We use three variables — a, b, c — representing T(i-3), T(i-2), T(i-1) at each step. After computing T(i) = a + b + c, we shift: a becomes the old b, b becomes the old c, c becomes the new value. This sliding window of three values gives us O(1) space.

Step-by-Step Explanation

Let's trace with n = 4.

Step 1: Initialize three variables from the base cases: a = T(0) = 0, b = T(1) = 1, c = T(2) = 1.

Step 2: i = 3. Compute T(3) = a + b + c = 0 + 1 + 1 = 2.

Step 3: Shift the window: a ← b = 1, b ← c = 1, c ← T(3) = 2. Now a=1, b=1, c=2 represent T(1), T(2), T(3).

Step 4: i = 4. Compute T(4) = a + b + c = 1 + 1 + 2 = 4.

Step 5: Shift the window: a ← b = 1, b ← c = 2, c ← T(4) = 4. Now a=1, b=2, c=4 represent T(2), T(3), T(4).

Step 6: Loop ends (i has reached n). Return c = 4.

Only three variables used throughout — no array, no recursion. The answer slides naturally from the base cases to T(n).

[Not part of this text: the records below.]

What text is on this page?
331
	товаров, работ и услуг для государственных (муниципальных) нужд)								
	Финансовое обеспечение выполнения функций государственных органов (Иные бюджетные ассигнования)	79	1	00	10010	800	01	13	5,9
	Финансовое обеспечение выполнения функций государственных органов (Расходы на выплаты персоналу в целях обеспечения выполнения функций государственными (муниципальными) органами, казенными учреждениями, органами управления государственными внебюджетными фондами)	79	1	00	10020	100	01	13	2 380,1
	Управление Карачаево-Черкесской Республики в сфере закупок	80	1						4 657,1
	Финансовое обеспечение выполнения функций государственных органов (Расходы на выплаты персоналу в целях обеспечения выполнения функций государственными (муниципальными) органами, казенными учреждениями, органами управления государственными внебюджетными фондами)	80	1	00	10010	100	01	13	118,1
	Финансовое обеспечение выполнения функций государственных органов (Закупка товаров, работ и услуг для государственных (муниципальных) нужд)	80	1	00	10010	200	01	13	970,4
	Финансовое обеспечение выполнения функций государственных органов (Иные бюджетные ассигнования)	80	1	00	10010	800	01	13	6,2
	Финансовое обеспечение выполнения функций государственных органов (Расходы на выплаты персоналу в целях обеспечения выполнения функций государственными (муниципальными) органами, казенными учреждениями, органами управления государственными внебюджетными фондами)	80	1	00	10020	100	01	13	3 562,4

Iterative Computation — Sliding Window of Three Variables — Watch three variables slide forward along the Tribonacci sequence, computing each new value from the three preceding ones using only O(1) space.

Algorithm

  1. Handle base cases: if n == 0, return 0. If n == 1 or n == 2, return 1.
  2. Initialize three variables: a = 0, b = 1, c = 1 (representing T(0), T(1), T(2)).
  3. Loop from i = 3 to n:
    • Compute next = a + b + c.
    • Shift the window: a = b, b = c, c = next.
  4. Return c.

Code

class Solution {
public:
    int tribonacci(int n) {
        if (n == 0) return 0;
        if (n <= 2) return 1;

        int a = 0, b = 1, c = 1;

        for (int i = 3; i <= n; i++) {
            int next = a + b + c;
            a = b;
            b = c;
            c = next;
        }

        return c;
    }
};
class Solution:
    def tribonacci(self, n: int) -> int:
        if n == 0:
            return 0
        if n <= 2:
            return 1

        a, b, c = 0, 1, 1

        for i in range(3, n + 1):
            a, b, c = b, c, a + b + c

        return c
class Solution {
    public int tribonacci(int n) {
        if (n == 0) return 0;
        if (n <= 2) return 1;

        int a = 0, b = 1, c = 1;

        for (int i = 3; i <= n; i++) {
            int next = a + b + c;
            a = b;
            b = c;
            c = next;
        }

        return c;
    }
}

Complexity Analysis

Time Complexity: O(n)

We iterate from 3 to n, performing one addition and three assignments per iteration. Each iteration is O(1), and there are n-2 iterations. Total: O(n).

Space Complexity: O(1)

We use only three integer variables (a, b, c) plus one temporary (next), regardless of input size. No arrays, no recursion stack. This is the optimal space usage — we need at least three previous values for the Tribonacci recurrence, and we achieve exactly that.